The flaw — which involves a small but measurable number of cases — has to do with the way the system generates random numbers, which are used to make it practically impossible for an attacker to unscramble digital messages. While it can affect the transactions of individual Internet users, there is nothing an individual can do about it. The operators of large Web sites will need to make changes to ensure the security of their systems, the researchers said. […]
The system requires that a user first create and publish the product of two large prime numbers, in addition to another number, to generate a public “key.” The original numbers are kept secret. To encrypt a message, a second person employs a formula that contains the public number.

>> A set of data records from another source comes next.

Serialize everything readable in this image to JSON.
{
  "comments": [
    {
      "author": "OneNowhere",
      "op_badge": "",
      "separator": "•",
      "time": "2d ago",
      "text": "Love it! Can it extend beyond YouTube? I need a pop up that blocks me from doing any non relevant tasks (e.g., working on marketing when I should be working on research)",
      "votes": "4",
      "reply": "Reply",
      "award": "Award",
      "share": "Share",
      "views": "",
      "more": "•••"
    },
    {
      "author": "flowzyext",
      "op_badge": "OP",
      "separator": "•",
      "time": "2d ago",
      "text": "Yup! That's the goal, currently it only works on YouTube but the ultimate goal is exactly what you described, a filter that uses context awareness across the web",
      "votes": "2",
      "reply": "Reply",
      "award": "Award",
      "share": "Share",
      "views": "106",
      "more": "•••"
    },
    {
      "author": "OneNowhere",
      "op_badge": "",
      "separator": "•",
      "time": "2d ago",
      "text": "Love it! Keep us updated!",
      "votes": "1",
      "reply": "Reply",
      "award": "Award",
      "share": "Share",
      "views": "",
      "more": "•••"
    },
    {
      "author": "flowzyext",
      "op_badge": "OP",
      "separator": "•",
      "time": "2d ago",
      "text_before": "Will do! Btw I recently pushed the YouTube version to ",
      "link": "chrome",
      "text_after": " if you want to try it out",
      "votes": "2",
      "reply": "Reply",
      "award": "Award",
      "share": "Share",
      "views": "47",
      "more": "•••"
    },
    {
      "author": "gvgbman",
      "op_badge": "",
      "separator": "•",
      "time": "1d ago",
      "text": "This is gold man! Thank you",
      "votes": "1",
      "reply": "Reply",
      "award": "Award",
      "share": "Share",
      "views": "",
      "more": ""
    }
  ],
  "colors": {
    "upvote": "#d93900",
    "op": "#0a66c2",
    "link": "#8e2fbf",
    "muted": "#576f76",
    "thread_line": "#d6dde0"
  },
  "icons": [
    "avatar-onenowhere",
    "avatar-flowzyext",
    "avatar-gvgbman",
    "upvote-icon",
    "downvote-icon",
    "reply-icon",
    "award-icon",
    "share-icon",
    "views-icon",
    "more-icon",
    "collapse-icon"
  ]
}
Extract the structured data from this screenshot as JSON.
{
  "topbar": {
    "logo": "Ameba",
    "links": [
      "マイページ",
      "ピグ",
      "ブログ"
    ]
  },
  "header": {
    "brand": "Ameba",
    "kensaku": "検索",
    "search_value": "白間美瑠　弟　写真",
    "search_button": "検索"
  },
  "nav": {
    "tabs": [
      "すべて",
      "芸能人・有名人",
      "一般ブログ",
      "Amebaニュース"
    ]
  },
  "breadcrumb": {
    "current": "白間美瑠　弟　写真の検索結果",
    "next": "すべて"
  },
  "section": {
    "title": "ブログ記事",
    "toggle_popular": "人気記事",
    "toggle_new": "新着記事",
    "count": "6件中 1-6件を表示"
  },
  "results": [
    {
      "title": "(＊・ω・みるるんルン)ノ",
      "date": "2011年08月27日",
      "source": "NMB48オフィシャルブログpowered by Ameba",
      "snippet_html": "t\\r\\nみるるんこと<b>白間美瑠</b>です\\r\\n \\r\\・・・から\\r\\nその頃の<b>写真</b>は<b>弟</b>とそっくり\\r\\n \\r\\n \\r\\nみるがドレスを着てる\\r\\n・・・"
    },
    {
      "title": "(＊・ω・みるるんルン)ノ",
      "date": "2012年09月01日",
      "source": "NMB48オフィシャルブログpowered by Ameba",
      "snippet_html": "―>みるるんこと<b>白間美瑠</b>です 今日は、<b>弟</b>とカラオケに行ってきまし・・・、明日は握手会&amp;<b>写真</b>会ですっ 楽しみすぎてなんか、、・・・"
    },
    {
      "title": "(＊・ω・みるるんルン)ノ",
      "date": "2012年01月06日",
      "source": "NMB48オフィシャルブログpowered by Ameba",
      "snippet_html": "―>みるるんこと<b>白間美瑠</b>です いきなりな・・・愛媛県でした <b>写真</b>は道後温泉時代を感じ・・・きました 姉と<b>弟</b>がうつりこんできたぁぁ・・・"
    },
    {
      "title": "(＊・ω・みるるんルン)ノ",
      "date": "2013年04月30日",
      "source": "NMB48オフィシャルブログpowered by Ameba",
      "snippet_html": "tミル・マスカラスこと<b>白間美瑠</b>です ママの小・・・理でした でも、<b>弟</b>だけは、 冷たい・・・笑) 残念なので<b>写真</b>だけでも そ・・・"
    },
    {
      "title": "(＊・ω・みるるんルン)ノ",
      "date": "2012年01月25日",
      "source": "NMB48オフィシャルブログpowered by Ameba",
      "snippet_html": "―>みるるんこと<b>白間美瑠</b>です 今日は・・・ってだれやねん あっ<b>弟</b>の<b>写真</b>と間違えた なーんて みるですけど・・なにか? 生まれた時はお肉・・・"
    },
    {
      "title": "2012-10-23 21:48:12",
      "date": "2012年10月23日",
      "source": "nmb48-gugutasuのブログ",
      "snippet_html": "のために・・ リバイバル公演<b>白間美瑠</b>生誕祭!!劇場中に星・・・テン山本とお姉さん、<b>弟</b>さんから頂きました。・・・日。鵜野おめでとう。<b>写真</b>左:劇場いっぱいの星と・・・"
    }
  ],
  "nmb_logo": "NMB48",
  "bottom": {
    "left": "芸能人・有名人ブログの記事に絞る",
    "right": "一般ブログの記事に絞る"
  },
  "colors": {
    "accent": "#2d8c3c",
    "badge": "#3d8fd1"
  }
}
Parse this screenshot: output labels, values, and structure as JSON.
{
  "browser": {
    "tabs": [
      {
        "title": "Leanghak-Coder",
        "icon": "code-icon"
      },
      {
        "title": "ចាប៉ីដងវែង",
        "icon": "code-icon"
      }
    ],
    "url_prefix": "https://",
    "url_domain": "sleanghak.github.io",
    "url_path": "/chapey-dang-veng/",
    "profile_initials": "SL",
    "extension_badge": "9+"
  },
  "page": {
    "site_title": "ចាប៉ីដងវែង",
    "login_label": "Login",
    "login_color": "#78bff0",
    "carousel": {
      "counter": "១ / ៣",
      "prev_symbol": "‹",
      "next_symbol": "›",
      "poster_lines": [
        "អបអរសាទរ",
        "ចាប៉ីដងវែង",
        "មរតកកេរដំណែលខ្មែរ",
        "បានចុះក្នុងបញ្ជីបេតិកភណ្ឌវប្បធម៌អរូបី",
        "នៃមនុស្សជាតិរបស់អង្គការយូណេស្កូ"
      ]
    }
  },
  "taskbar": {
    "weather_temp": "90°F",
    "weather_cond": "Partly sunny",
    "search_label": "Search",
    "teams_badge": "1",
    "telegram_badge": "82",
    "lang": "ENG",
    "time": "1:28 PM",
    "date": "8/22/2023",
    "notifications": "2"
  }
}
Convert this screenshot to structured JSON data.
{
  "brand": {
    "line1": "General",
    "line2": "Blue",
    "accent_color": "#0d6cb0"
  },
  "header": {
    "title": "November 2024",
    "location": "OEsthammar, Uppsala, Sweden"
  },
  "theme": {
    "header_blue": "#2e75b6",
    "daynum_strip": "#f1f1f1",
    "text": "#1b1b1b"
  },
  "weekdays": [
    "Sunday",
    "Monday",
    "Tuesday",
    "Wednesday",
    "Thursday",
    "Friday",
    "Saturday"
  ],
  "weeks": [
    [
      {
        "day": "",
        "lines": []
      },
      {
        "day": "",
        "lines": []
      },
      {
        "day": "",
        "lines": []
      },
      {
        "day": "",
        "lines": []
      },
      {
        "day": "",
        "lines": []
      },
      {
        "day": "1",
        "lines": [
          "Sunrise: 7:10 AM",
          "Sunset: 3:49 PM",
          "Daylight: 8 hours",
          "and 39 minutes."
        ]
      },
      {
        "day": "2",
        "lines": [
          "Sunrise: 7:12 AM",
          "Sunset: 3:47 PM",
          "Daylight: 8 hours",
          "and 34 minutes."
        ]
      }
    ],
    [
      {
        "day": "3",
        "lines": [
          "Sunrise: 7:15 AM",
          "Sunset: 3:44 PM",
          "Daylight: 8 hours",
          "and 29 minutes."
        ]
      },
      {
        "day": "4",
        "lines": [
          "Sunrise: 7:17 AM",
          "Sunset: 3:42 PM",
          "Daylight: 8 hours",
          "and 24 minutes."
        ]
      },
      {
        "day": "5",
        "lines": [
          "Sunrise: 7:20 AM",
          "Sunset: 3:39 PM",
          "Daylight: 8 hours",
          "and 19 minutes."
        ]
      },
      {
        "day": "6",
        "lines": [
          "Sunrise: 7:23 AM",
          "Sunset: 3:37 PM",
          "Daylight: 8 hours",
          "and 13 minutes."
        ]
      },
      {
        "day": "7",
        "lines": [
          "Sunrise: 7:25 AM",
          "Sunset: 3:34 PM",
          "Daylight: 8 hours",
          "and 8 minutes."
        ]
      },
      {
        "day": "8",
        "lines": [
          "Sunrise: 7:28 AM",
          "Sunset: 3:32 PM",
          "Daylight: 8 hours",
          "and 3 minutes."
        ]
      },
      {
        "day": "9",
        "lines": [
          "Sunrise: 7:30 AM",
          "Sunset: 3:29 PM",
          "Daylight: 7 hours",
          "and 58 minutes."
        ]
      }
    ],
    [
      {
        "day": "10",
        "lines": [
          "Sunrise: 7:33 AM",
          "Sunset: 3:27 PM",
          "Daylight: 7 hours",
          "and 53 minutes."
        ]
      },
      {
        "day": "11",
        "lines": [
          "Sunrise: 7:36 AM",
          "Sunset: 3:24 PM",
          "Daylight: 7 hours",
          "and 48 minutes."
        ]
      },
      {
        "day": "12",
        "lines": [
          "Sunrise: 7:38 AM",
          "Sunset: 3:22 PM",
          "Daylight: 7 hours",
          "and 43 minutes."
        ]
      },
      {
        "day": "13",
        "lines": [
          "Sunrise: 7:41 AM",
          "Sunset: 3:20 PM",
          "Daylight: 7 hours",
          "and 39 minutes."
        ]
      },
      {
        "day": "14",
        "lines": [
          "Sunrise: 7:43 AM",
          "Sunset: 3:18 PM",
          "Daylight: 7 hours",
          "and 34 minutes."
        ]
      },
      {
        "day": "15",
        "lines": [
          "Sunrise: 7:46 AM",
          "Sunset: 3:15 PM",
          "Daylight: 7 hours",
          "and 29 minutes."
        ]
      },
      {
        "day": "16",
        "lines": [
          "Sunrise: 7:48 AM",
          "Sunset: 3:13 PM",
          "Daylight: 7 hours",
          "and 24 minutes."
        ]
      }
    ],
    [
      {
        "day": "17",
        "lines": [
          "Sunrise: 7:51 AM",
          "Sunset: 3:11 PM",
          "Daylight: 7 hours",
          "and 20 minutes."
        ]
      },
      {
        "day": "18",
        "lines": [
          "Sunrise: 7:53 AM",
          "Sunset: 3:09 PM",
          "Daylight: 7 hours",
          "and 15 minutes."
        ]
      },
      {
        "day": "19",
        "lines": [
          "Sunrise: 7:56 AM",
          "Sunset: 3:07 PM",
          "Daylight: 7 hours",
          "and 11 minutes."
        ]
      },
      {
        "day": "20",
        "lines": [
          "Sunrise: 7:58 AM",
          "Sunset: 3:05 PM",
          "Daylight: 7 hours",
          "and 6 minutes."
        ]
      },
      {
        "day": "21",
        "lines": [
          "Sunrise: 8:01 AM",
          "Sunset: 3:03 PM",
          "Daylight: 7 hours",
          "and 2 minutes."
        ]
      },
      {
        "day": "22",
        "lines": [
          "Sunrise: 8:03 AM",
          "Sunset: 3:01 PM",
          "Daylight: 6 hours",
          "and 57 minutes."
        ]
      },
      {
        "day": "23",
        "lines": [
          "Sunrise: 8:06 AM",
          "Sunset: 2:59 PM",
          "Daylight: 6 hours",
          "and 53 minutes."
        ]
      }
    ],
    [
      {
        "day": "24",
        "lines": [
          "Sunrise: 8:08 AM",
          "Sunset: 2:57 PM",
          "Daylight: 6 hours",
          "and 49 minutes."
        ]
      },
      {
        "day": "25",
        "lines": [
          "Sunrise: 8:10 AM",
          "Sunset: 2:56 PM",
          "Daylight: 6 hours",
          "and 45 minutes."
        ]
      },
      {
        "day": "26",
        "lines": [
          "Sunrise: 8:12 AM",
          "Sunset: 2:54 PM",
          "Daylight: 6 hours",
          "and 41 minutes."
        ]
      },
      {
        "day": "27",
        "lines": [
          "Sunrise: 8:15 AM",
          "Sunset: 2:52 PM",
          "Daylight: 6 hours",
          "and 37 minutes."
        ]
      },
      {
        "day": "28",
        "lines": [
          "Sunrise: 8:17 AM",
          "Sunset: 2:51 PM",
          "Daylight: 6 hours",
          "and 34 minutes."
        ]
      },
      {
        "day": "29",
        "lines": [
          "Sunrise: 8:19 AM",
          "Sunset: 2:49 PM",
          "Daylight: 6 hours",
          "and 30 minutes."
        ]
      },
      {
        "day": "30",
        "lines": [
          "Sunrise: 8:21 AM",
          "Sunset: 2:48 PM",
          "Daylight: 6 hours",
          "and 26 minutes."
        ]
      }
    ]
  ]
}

In practice, only someone with knowledge of the original prime numbers can decode that message.
For the system to provide security, however, it is essential that the secret prime numbers be generated randomly. The researchers discovered that in a small but significant number of cases, the random number generation system failed to work correctly.
The importance in ensuring that encryption systems do not have undetected flaws cannot be overstated. The modern world’s online commerce system rests entirely on the secrecy afforded by the public key cryptographic infrastructure.
The researchers described their work in a paper that the authors have submitted for publication at a cryptography conference to be held in Santa Barbara, Calif., in August. They made their findings public Tuesday because they believe the issue is of immediate concern to the operators of Web servers that rely on the public key cryptography system. […]
[The researchers] also stated that if they had been able to discover the flaw, it was also possible that it had been previously uncovered, perhaps by organizations or individuals with malicious intent: “The lack of sophistication of our methods and findings make it hard for us to believe that what we have presented is new, in particular to agencies and parties that are known for their curiosity in such matters,” they wrote.
While they said that the publication of results that potentially undermine the security of encryption keys was inappropriate unless the parties were notified first, the researchers noted that the way they discovered the flaw made identifying potentially vulnerable parties a challenge. […]
The researchers whimsically titled their paper “Ron Was Wrong, Whit Is Right,” a reference to two pioneers in public key cryptography, Ron Rivest and Whitfield Diffie.